A far-reaching independent report into the future of Rugby League in West Cumbria commissioned and supported by the RFL, Whitehaven and Workington Town has been published.

The publication follows an in-depth review of the two clubs and the sport in West Cumbria led by consultant Alan Rapley and seeks to evaluate the existing Rugby League infrastructure in the region and its potential for growth.
Lee Mitchell Whitehaven
The report’s recommendations are based on the information and opinions of a comprehensive range of stakeholders, including administrators, management, partners and sponsors who were involved in an extensive consultation process in 2014.

The Rapley Report recognises that changes need to be made to Rugby League in West Cumbria that will require Whitehaven and Workington Town to work collaboratively.

It highlights key areas of focus for both Whitehaven and Workington Town, including improving facilities and stadiums, addressing the issue of declining attendances and building on the appetite for the sport in West Cumbria evidenced by the Rugby League World Cup 2013, when more than 14,000 people attended matches at Derwent Park, Workington.

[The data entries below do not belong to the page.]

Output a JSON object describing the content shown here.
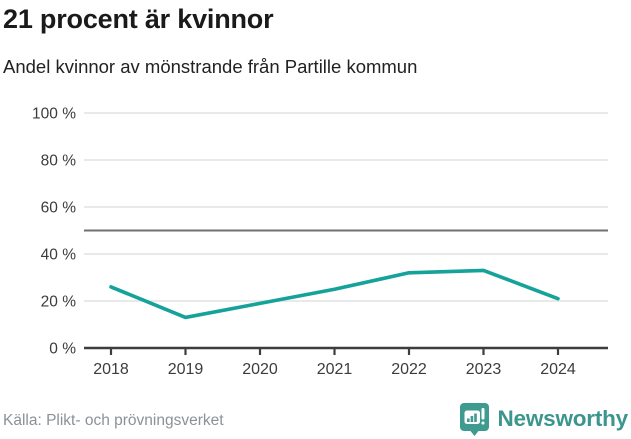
{
  "header": {
    "title": "21 procent är kvinnor",
    "subtitle": "Andel kvinnor av mönstrande från Partille kommun"
  },
  "chart_data": {
    "type": "line",
    "x": [
      2018,
      2019,
      2020,
      2021,
      2022,
      2023,
      2024
    ],
    "series": [
      {
        "name": "Andel kvinnor av mönstrande",
        "values": [
          26,
          13,
          19,
          25,
          32,
          33,
          21
        ]
      }
    ],
    "title": "21 procent är kvinnor",
    "subtitle": "Andel kvinnor av mönstrande från Partille kommun",
    "xlabel": "",
    "ylabel": "",
    "ylim": [
      0,
      100
    ],
    "yticks": [
      0,
      20,
      40,
      60,
      80,
      100
    ],
    "ytick_suffix": " %",
    "reference_line": 50,
    "grid": true,
    "legend": "none"
  },
  "colors": {
    "line": "#15a29a",
    "grid": "#e2e2e2",
    "reference": "#707070",
    "axis": "#3d3d3d",
    "tick_text": "#3c3c3c",
    "title_text": "#1a1a1a",
    "source_text": "#8b9196",
    "brand": "#3d968e"
  },
  "footer": {
    "source": "Källa: Plikt- och prövningsverket",
    "brand_name": "Newsworthy"
  }
}
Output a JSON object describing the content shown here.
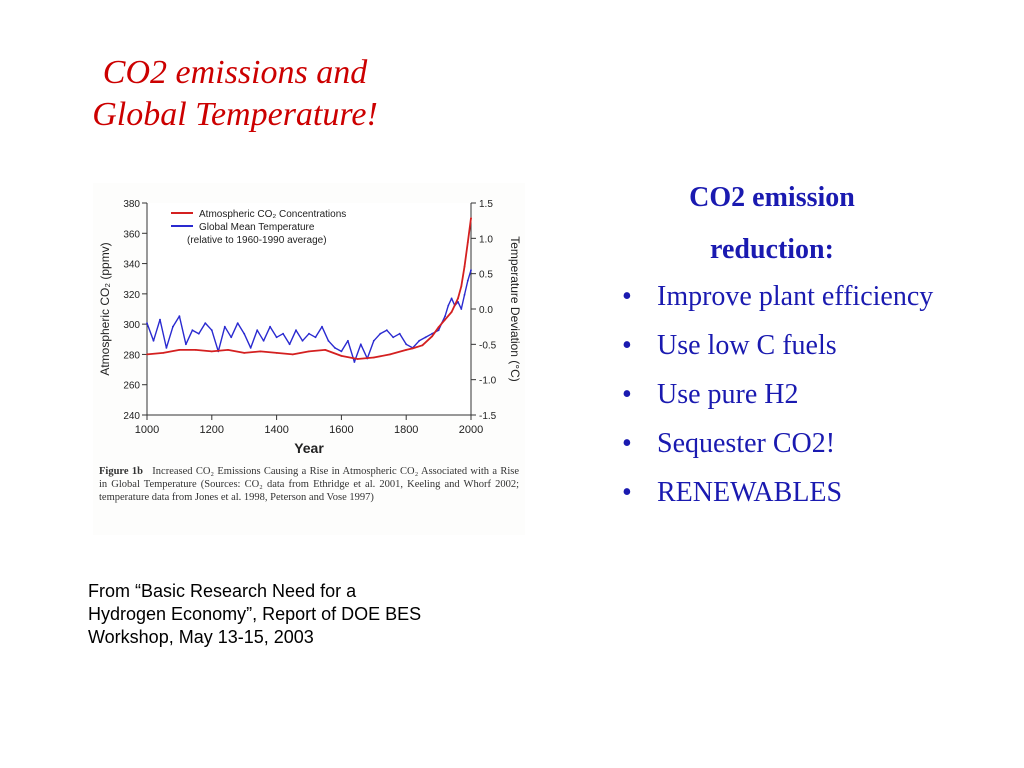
{
  "slide": {
    "title_lines": [
      "CO2 emissions and",
      "Global Temperature!"
    ],
    "title_color": "#cc0000",
    "source_lines": [
      "From “Basic Research Need for a",
      "Hydrogen Economy”, Report of DOE BES",
      "Workshop, May 13-15, 2003"
    ]
  },
  "right_panel": {
    "heading_lines": [
      "CO2 emission",
      "reduction:"
    ],
    "text_color": "#1a1ab0",
    "bullet_symbol": "•",
    "bullets": [
      "Improve plant efficiency",
      "Use low C fuels",
      "Use pure H2",
      "Sequester CO2!",
      "RENEWABLES"
    ]
  },
  "figure": {
    "caption_label": "Figure 1b",
    "caption_text": "Increased CO₂ Emissions Causing a Rise in Atmospheric CO₂ Associated with a Rise in Global Temperature (Sources: CO₂ data from Ethridge et al. 2001, Keeling and Whorf 2002; temperature data from Jones et al. 1998, Peterson and Vose 1997)"
  },
  "chart_data": {
    "type": "line",
    "title": "",
    "xlabel": "Year",
    "ylabel_left": "Atmospheric CO₂ (ppmv)",
    "ylabel_right": "Temperature Deviation (°C)",
    "xlim": [
      1000,
      2000
    ],
    "ylim_left": [
      240,
      380
    ],
    "ylim_right": [
      -1.5,
      1.5
    ],
    "x_ticks": [
      "1000",
      "1200",
      "1400",
      "1600",
      "1800",
      "2000"
    ],
    "y_left_ticks": [
      "240",
      "260",
      "280",
      "300",
      "320",
      "340",
      "360",
      "380"
    ],
    "y_right_ticks": [
      "-1.5",
      "-1.0",
      "-0.5",
      "0.0",
      "0.5",
      "1.0",
      "1.5"
    ],
    "legend": {
      "placement": "top-left",
      "entries": [
        "Atmospheric CO₂ Concentrations",
        "Global Mean Temperature",
        "(relative to 1960-1990 average)"
      ]
    },
    "series": [
      {
        "name": "Atmospheric CO₂ Concentrations",
        "axis": "left",
        "color": "#d42020",
        "x": [
          1000,
          1050,
          1100,
          1150,
          1200,
          1250,
          1300,
          1350,
          1400,
          1450,
          1500,
          1550,
          1600,
          1650,
          1700,
          1750,
          1800,
          1820,
          1850,
          1880,
          1900,
          1920,
          1940,
          1960,
          1970,
          1980,
          1990,
          2000
        ],
        "values": [
          280,
          281,
          283,
          283,
          282,
          283,
          281,
          282,
          281,
          280,
          282,
          283,
          279,
          277,
          278,
          280,
          283,
          284,
          286,
          292,
          298,
          303,
          308,
          317,
          325,
          338,
          354,
          370
        ]
      },
      {
        "name": "Global Mean Temperature",
        "axis": "right",
        "color": "#2a2ad0",
        "x": [
          1000,
          1020,
          1040,
          1060,
          1080,
          1100,
          1120,
          1140,
          1160,
          1180,
          1200,
          1220,
          1240,
          1260,
          1280,
          1300,
          1320,
          1340,
          1360,
          1380,
          1400,
          1420,
          1440,
          1460,
          1480,
          1500,
          1520,
          1540,
          1560,
          1580,
          1600,
          1620,
          1640,
          1660,
          1680,
          1700,
          1720,
          1740,
          1760,
          1780,
          1800,
          1820,
          1840,
          1860,
          1880,
          1900,
          1910,
          1920,
          1930,
          1940,
          1950,
          1960,
          1970,
          1980,
          1990,
          2000
        ],
        "values": [
          -0.2,
          -0.45,
          -0.15,
          -0.55,
          -0.25,
          -0.1,
          -0.5,
          -0.3,
          -0.35,
          -0.2,
          -0.3,
          -0.6,
          -0.25,
          -0.4,
          -0.2,
          -0.35,
          -0.55,
          -0.3,
          -0.45,
          -0.25,
          -0.4,
          -0.35,
          -0.5,
          -0.3,
          -0.45,
          -0.35,
          -0.4,
          -0.25,
          -0.45,
          -0.55,
          -0.6,
          -0.45,
          -0.75,
          -0.5,
          -0.7,
          -0.45,
          -0.35,
          -0.3,
          -0.4,
          -0.35,
          -0.5,
          -0.55,
          -0.45,
          -0.4,
          -0.35,
          -0.3,
          -0.2,
          -0.1,
          0.05,
          0.15,
          0.05,
          0.1,
          0.0,
          0.2,
          0.4,
          0.55
        ]
      }
    ]
  }
}
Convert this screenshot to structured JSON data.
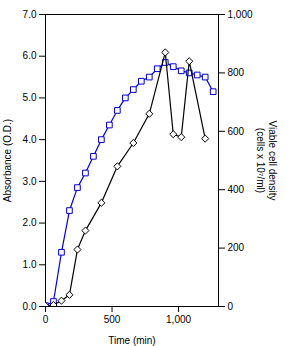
{
  "chart_data": {
    "type": "line",
    "xlabel": "Time (min)",
    "ylabel": "Absorbance (O.D.)",
    "y2label": "Viable cell density\n(cells x 10⁷/ml)",
    "xlim": [
      0,
      1300
    ],
    "xticks": [
      0,
      500,
      1000
    ],
    "ylim": [
      0,
      7
    ],
    "yticks": [
      0,
      1,
      2,
      3,
      4,
      5,
      6,
      7
    ],
    "y2lim": [
      0,
      1000
    ],
    "y2ticks": [
      0,
      200,
      400,
      600,
      800,
      1000
    ],
    "grid": false,
    "series": [
      {
        "axis": "y",
        "color": "#0000cc",
        "marker": "square",
        "line_style": "solid",
        "x": [
          0,
          60,
          120,
          180,
          240,
          300,
          360,
          420,
          480,
          540,
          600,
          660,
          720,
          780,
          840,
          900,
          960,
          1020,
          1080,
          1140,
          1200,
          1260
        ],
        "values": [
          0.02,
          0.12,
          1.3,
          2.3,
          2.85,
          3.2,
          3.6,
          4.0,
          4.35,
          4.7,
          5.0,
          5.2,
          5.4,
          5.5,
          5.7,
          5.85,
          5.75,
          5.65,
          5.6,
          5.55,
          5.5,
          5.15
        ]
      },
      {
        "axis": "y2",
        "color": "#000000",
        "marker": "diamond",
        "line_style": "solid",
        "x": [
          0,
          60,
          120,
          180,
          240,
          300,
          420,
          540,
          660,
          780,
          900,
          960,
          1020,
          1080,
          1200
        ],
        "values": [
          2,
          5,
          20,
          40,
          195,
          260,
          355,
          480,
          560,
          660,
          870,
          590,
          580,
          840,
          575
        ]
      }
    ]
  }
}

In the short term the two clubs will focus on their own futures whilst acknowledging the need to work together to grow the sport in West Cumbria. One of the key immediate areas of focus is to strengthen links between the sport at professional and community levels, a process that is assisted by the recent joint award of Sky Try funding

RFL Chief Operating Officer Ralph Rimmer said: “I would like to congratulate Whitehaven and Workington Town on their foresight in commissioning this independent review, which stemmed from a meeting between myself, my colleague Jon Dutton and the two clubs in the aftermath of RLWC2013.

“The recommendations within the Rapley Report provide both clubs with exciting opportunities to grow both their own businesses and the sport at community level across the region.

“In essence, the report highlights that greater opportunities to advance the sport in West Cumbria are available if the two professional clubs work together strategically in different areas of their operation.

“Such strategic approaches are becoming more common both across sport and industry, as clubs and companies strive to maximise their potential for growth in an ever more competitive world.”

Alan Rapley was the 1996 GB Olympic swimming team captain and has also been a swimming coach to numerous Olympic swimmers. He has previously worked with the England Rugby League team.

Sky Try is a seven year programme that will support and develop grassroots participation of the sport across the UK.